Although many Progressives did not openly embrace socialism, they believed that a market economy left to its own devices would lead to chaos and monopoly. To combat this problem they did not call for outright State ownership of most production, but rather regulation by federal commissions and bureaus.

Modern historians usually portray entities like the Interstate Commerce Commission, Federal Trade Commission, and Food and Drug Administration as historical “progress.” They especially praise the establishment of the Federal Reserve System in 1914, which was supposed to end financial “panics” and do away with booms and busts in the economy.

Progressivism permeated all levels of government from local city councils to the White House. The first openly Progressive president was Theodore Roosevelt, who publicly despised the U.S. Constitution with its checks and balances and hated the legacy of Thomas Jefferson. Roosevelt believed that the president should have the power to do whatever seems necessary and that experts in powerful federal agencies should be authorized to carry out mandates to solve the various social and economic problems.

What They Left Out

However, Progressives left out the most important elements in planning: human nature and economic calculation. The rule of experts has not resulted in Nirvana. For example, the current “top economists” of the federal government, from Lawrence Summers to Ben Bernanke, have doctorates from some of the most prestigious institutions in the world, yet they have created an utter mess.

Why? “Experts” might have advanced learning, but that knowledge cannot replace what people need to make complex economic decisions. Many government economic experts are Keynesians, or at least apply Keynesian-style policies, and no matter how many complex mathematical models they might use to “solve” economic problems, their models are worthless because Keynesian analysis simply treats an economy as a homogeneous mass that suffers downturns occurs because spending is inadequate.

Many government-oriented experts seem almost incapable of understanding an economic argument. For example, the government pays them to find ways to make alcohol-based fuel from switch grass, yet just because they can produce this fuel does not mean it is economically feasible. Government planners tout it as a “fuel of the future,” yet it is vastly inferior to petroleum-based fuels in performance and in resources required to create and distribute it.

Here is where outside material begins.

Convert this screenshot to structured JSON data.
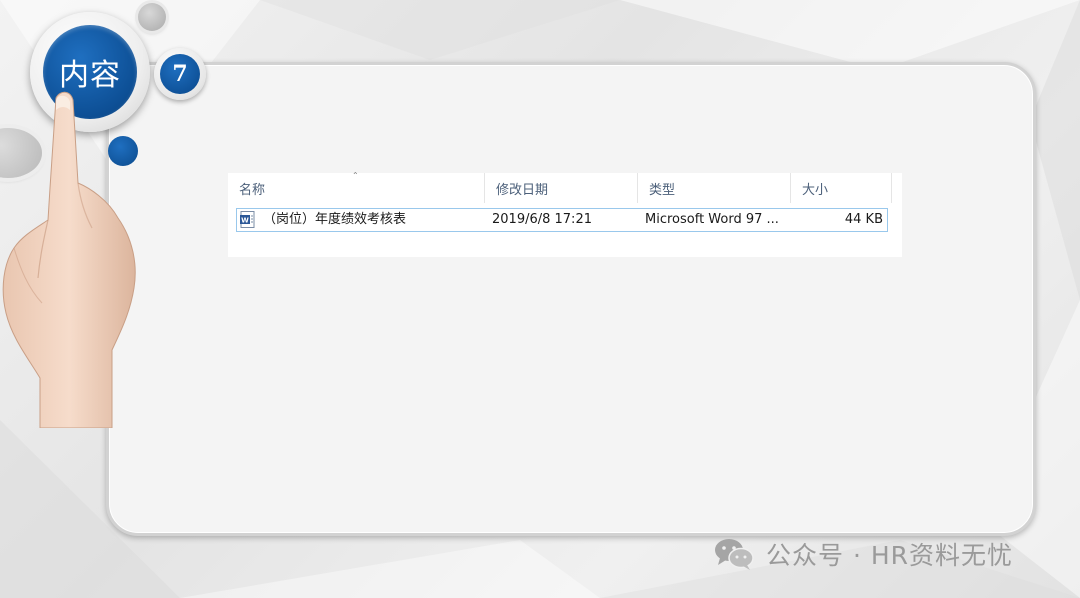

“Smart” policies have unforeseen consequences. For example, “smart growth” has resulted in forcing up housing prices to astronomical levels, with “Progressives” then demanding that government subsidize housing to make it “affordable.”

Furthermore, as experts become entrenched in powerful bureaucracies, they act like, well, bureaucrats focused on preserving their own jobs. Although Progressives believed that an expert-led government would bypass political behavior, that never has been the case. Government is inherently political, and government agents can be expected to act in their own political best interests.

Moreover, F. A. Hayek and Ludwig von Mises pointed out fatal flaws in any kind of government planning. In his classic “The Use of Knowledge in Society,” Hayek noted that general knowledge cannot replace the specific knowledge that government economic planners would need to “run” an economy, and the failure of the socialists states eloquently proves his point. Likewise, Mises noted that without prices, private ownership, and free markets, economic calculation was impossible, leading to “planned chaos.” Their wisdom contrasts with the destructive foolishness we see coming from Washington and elsewhere.